Security: paddy01/cloud-init-builder

SECURITY.md

Security Policy

Cloud-Init Builder is a client-side single-page app. It has no backend, account system, or server-side storage in the current v1 scope. Security work should focus on protecting users from unsafe generated configuration, unsafe import behavior, dependency risk, and browser-side data handling mistakes.

Supported Versions

Version Supported
0.1.x Yes

Pre-release branches, local experiments, and unreleased planning work are not covered by this policy unless maintainers explicitly say otherwise.

Reporting a Vulnerability

Please do not publish exploit details in a public issue before maintainers have had a chance to respond.

Preferred reporting path:

  1. Use the repository's private security advisory feature if it is available.
  2. If no advisory feature is available, contact a maintainer privately using the contact information listed on the project or repository profile.
  3. If no private contact is available, open a public issue requesting a private security contact.
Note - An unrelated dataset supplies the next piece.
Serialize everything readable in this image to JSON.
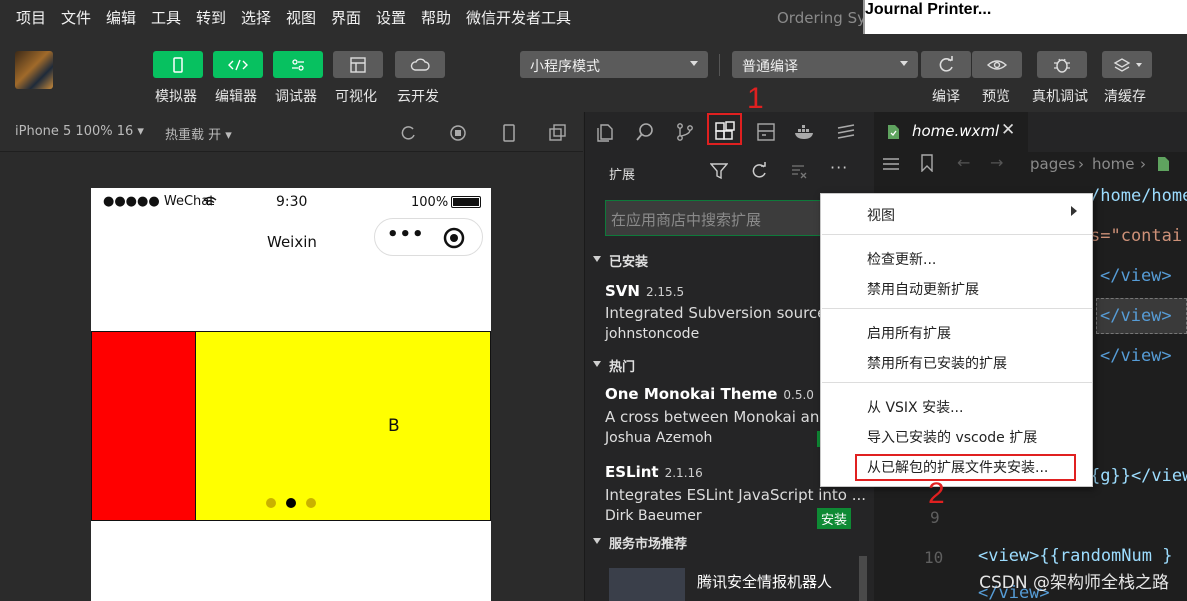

Do not include exploit details, secrets, or sensitive infrastructure information in that issue.

Include:

  • A short summary of the issue
  • Steps to reproduce
  • Impact and affected behavior
  • Affected browser or dependency versions, if relevant
  • Any suggested fix or mitigation

In Scope

  • Generated YAML that could misrepresent user intent or weaken system security.
  • Import handling that allows malformed project files to corrupt state or bypass validation.
  • Export, copy, or preview behavior that emits invalid or unsafe cloud-init data despite blocking validation errors.
  • Browser-side handling of sensitive project data, SSH keys, password hashes, or downloaded files.
  • Dependency vulnerabilities that affect the built app or development pipeline.
  • Cross-site scripting or injection issues in the SPA.

Out of Scope

  • Vulnerabilities in cloud-init itself, Proxmox, Linux distributions, browsers, or static hosting providers.
  • User-authored commands that are risky but clearly represented and warned about by the builder.
  • Social engineering, spam, denial of service against public project spaces, or issues requiring physical access to a contributor's machine.
  • Findings from automated scanners that do not include a practical impact for this project.

Handling Expectations

Maintainers should acknowledge valid reports when possible, investigate the impact, and avoid public disclosure until a fix or mitigation is ready. When a report is accepted, the fix should include regression coverage where practical.

Safe Disclosure

After a fix is available, maintainers may publish a summary that describes the impact, affected versions, mitigation, and credit to the reporter if requested.